In this dialogue, the goal of Socrates is to move his listeners away from the very narrow and limited questions about piety, justice, morality and the nature of God to a deeper and more universal understanding. He is not at all interested in ancient legends about Zeus and the other gods, or various legalistic definitions about right and wrong, justice and injustice or piety and impiety that are always being argued in the courts and the assembly. Nor does he care about some type of commercial transaction with God to obtain rewards and favors as a result of good behavior or the outward show of offering prayers and sacrifices. Rather he continually asks his listeners to consider what the true meanings of words like piety, justice and morality really are. Socrates always does this, such as with his listeners in The Symposium, when he asks them to consider the higher and more abstract meaning of words love, truth and beauty, beyond sexual desires, friendship of the obsession with physical appearances, money and status (Gil 1999). Personally, I would define piety, justice and morality in the same universal terms that Socrates and many other great philosophers and religious teachers have given, which is basically that people should follow the Golden Rule of treating others with the same love, dignity and respect with which they expect to be treated. This is the ideal or the highest standard, at least, no matter that human beings have great difficulty following it in practice. Socrates could hardly deny this since even when he was on trial for his life he said of his persecutors that “doing wrong hurts the perpetrator, by deforming his or her moral character” (Wilson, p. 49).
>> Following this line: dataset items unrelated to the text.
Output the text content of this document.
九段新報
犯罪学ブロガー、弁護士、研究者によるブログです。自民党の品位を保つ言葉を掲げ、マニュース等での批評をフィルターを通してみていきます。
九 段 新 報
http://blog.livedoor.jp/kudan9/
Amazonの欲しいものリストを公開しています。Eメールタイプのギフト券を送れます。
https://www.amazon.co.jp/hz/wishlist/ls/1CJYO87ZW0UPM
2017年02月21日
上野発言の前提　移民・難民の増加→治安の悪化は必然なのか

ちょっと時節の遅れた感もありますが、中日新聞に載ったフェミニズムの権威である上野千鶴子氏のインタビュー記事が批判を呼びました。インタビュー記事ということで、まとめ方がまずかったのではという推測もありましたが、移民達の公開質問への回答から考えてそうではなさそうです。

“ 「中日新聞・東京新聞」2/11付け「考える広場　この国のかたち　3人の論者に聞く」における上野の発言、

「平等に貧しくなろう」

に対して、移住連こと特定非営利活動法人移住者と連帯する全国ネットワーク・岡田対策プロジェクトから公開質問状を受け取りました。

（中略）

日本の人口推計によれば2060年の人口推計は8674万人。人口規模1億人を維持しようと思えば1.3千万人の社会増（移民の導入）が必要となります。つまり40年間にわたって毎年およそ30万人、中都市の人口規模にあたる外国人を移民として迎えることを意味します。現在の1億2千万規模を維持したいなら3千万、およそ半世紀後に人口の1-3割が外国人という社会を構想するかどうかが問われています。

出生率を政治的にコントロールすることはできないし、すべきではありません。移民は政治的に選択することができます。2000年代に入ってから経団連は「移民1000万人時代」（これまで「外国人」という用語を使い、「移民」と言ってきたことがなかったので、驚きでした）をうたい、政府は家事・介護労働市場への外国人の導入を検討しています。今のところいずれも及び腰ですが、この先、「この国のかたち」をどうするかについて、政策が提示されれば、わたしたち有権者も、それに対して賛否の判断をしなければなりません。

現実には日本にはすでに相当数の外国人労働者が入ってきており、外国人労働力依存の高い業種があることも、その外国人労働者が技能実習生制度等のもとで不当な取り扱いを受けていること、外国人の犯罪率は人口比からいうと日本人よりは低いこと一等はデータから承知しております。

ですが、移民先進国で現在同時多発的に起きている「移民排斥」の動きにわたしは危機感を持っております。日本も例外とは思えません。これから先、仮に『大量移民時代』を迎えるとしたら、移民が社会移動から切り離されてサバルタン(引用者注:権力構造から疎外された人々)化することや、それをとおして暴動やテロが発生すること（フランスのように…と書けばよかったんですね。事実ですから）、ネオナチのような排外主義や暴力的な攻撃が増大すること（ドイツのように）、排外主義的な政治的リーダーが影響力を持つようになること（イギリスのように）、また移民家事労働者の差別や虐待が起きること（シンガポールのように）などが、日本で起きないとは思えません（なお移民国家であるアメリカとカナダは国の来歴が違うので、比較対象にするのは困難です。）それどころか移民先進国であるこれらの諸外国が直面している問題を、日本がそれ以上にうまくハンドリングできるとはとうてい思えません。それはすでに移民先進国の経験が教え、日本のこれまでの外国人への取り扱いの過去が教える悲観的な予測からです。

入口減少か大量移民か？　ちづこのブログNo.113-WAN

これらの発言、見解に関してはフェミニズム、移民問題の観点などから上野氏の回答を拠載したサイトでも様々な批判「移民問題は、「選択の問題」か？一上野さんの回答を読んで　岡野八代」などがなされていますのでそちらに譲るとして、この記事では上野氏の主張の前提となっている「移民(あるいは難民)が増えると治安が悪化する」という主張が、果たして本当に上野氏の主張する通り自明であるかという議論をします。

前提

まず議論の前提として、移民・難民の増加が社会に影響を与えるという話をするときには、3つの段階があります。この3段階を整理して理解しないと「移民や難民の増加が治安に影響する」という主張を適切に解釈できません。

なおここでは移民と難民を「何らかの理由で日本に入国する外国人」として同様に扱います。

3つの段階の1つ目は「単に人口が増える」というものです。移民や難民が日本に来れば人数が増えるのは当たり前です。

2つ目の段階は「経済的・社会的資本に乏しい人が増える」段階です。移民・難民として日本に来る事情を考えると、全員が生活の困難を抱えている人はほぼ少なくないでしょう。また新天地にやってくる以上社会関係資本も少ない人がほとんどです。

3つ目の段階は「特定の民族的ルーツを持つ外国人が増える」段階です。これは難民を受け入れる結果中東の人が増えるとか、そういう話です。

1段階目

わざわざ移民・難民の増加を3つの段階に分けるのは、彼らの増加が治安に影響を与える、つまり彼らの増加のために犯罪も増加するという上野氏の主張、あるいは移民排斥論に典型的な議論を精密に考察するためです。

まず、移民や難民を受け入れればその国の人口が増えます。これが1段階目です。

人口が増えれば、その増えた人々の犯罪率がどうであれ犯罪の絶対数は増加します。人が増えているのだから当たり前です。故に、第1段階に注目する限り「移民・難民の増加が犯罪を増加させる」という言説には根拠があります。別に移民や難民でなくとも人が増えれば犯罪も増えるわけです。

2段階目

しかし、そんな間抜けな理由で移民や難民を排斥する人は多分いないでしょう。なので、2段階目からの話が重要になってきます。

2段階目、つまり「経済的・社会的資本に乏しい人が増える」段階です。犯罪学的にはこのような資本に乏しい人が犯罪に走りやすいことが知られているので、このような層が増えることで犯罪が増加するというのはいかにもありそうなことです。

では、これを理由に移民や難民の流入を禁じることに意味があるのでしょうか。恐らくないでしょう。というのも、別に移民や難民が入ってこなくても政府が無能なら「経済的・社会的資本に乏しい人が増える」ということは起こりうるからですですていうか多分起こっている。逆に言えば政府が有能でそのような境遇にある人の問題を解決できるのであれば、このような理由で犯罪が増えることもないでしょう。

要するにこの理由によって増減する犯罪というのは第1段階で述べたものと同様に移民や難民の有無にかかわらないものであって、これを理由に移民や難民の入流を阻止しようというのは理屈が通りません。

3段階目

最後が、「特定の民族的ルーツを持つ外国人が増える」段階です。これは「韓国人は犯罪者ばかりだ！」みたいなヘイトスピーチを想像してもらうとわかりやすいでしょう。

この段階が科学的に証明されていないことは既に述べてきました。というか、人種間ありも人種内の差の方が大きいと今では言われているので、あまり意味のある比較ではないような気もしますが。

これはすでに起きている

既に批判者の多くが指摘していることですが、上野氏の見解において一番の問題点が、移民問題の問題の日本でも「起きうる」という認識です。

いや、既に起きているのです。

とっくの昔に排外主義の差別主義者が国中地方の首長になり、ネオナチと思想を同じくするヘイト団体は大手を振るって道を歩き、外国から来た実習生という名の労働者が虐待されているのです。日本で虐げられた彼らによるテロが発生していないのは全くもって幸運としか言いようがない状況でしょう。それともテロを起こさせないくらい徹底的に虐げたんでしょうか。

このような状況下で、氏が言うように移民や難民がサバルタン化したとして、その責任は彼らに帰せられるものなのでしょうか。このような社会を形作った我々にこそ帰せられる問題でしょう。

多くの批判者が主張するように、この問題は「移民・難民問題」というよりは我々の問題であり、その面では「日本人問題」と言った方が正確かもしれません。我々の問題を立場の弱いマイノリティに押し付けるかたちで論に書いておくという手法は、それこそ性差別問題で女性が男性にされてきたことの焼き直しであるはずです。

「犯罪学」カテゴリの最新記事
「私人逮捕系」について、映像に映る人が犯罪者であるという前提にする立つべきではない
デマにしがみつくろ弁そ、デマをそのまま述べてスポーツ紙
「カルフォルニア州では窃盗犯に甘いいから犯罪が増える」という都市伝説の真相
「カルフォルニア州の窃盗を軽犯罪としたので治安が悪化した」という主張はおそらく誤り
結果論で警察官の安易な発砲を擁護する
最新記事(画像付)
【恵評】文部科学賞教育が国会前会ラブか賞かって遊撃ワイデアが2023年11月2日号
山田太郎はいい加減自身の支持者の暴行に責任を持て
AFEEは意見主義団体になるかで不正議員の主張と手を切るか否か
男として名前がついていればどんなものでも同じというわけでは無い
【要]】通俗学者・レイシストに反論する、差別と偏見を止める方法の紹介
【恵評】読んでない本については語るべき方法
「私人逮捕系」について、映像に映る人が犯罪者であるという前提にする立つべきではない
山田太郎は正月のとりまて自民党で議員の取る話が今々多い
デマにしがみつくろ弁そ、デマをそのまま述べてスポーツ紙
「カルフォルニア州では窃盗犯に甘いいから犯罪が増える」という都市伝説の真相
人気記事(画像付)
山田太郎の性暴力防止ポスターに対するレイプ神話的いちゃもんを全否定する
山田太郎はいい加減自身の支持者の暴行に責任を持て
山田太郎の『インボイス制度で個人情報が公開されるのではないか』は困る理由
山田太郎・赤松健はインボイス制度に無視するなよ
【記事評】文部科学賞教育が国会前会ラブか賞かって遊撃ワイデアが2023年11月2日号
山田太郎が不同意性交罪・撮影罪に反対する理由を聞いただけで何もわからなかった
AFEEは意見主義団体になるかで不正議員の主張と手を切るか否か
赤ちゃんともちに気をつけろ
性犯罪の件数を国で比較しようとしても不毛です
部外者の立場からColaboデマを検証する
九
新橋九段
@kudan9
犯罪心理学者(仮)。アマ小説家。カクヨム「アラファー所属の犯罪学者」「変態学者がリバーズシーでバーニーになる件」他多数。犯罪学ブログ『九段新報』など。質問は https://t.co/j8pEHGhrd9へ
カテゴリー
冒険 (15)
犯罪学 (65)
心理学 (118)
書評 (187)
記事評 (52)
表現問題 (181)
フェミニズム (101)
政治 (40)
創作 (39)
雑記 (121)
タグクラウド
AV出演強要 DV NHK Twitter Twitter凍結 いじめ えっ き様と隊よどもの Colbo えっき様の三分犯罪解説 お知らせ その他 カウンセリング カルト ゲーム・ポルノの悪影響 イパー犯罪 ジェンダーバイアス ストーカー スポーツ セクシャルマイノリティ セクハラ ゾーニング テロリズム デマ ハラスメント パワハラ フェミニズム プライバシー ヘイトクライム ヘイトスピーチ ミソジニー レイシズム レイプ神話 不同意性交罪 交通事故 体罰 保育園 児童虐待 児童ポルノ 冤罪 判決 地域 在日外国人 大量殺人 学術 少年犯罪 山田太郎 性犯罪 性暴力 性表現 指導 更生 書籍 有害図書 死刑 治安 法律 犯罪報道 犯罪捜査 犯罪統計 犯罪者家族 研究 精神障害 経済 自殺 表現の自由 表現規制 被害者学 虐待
For Socrates, there is always a higher and more universal morality that involves matters of God and the eternal soul that does not depend only on the views of ordinary mortals or their actions in the physical, material world, and the true philosopher will spend a lifetime contemplating these more profound questions.
REFERENCES
Ahbel-Rappe, S. (2009). Socrates: A Guide for the Perplexed. Continuum International Publishing Group.
Gil, C. (1999). Plato: The Symposium. Penguin Classics.
Plato (2009). Euthyphro. Trans. Benjamin Jowett. Internet Classics Archive.
http://classics.mit.edu/Plato/euthyfro.html
Wilson, E. R. (2007). The Death of Socrates. Profile Books Ltd.